CÉDRIC DURAND, New Left Review, 28 JUILLET 2021
L’ampleur de la rupture avec le néolibéralisme initiée par l’administration Biden dépendra à la fois du déroulement de la politique Washingtonienne et de l’impact des mobilisations d’en bas. Pourtant, en arrière-plan, des forces impersonnelles continueront d’affecter la métamorphose du capitalisme à travers ses étapes successives. C’est à partir de ces contraintes structurelles et de ces opportunités que se tisse le tissu de la conjoncture actuelle. Que peut nous en dire l’économie politique contemporaine ? Au-delà de la sphère de la pensée libérale dominante, un ensemble de contributions théoriques récentes ont tenté de diagnostiquer le moment présent en le situant dans les rythmes à long terme du développement capitaliste. Ils offrent une lumière nouvelle, sinon une clé magique, pour comprendre le changement systémique représenté par les Bidenomics.

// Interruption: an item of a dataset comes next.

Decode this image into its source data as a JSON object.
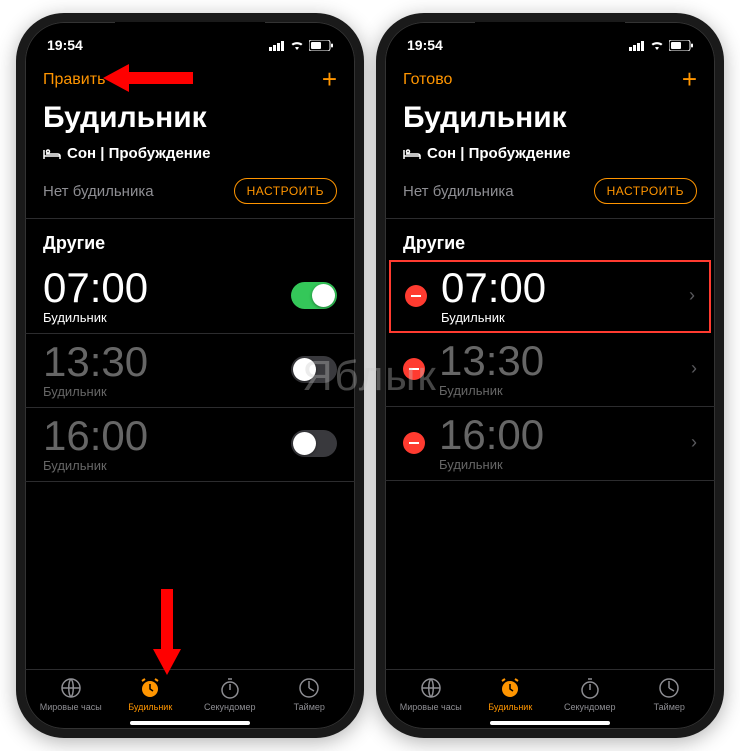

De telles forces de changement sont systématiquement ignorées par les économistes libéraux. L’échange marchand est considéré comme une sphère d’activité qui ne dépend que d’elle-même ; l’intervention collective consciente ne doit pas interférer avec la main invisible ou l’ordre spontané . Cependant, il est de plus en plus clair que cette foi dans l’ajustement auto-équilibrant du marché ne peut pas fournir une théorie générale du changement socio-économique rapide, ni une explication spécifique de nos turbulences politiques actuelles. Reconnaissant cette limitation, The Economist a récemment rejeté la modélisation de l’équilibre néoclassique et l’instrumentalisme friedmanien en faveur de l’ économie évolutionniste., qui « cherche à expliquer les phénomènes du monde réel comme le résultat d’un processus de changement continu ». « Le passé informe le présent », déclara-t-il. « Les choix économiques sont faits et informés par des contextes historiques, culturels et institutionnels ».
Cette intervention signale l’affaiblissement de l’emprise de l’économie néoclassique sur l’ensemble de la profession. Pourtant, le schéma évolutif conserve néanmoins une profonde fidélité à l’idéologie bourgeoise, fondée sur la croyance que Natura non facit saltum , « la nature ne fait pas de sauts ». Pour cette école de pensée, l’évolution est toujours incrémentale. Il peut y avoir des exceptions pragmatiques à cette règle, comme lorsque les néolibéraux adoptent une thérapie de choc pour démanteler les vestiges de l’ordre socialiste « contre nature » en Europe de l’Est, ou lancer une révolution contre le modèle social français à la manière d’Emmanuel Macron. Mais ce volontarisme opportuniste s’enracine dans le présupposé des vertus transhistoriques du marché ; il ne s’appuie ni sur une théorie des périodes de l’histoire capitaliste, ni sur une explication de ses tournants au-delà des arguments ad hoc.
Il y a quatre décennies, John Elliott écrivait dans le Quarterly Journal of Economics qu’en dépit de leurs engagements idéologiques opposés, Marx et Schumpeter s’accordaient sur les trois caractéristiques saillantes de la dynamique évolutive du capitalisme : « Elle vient de l’ intérieur du système économique et n’est pas simplement une adaptation à des changements. Il se produit de manière discontinue plutôt que sans à-coups. Elle apporte des changements qualitatifs ou des « révolutions », qui déplacent fondamentalement les anciens équilibres et créent des conditions radicalement nouvelles . ‘ Pierre Dockès a tracé cette perspective ‘mutationniste’ dans son œuvre monumentale, Le Capitalisme et ses rythmes (2017) : « la mutation affecte non pas un aspect ou un caractère de l’ordre productif, mais le système lui-même : un changement d’état. A partir d’un certain seuil, il y a percolation : le changement quantitatif des éléments se cristallise en un changement qualitatif de l’état du système ».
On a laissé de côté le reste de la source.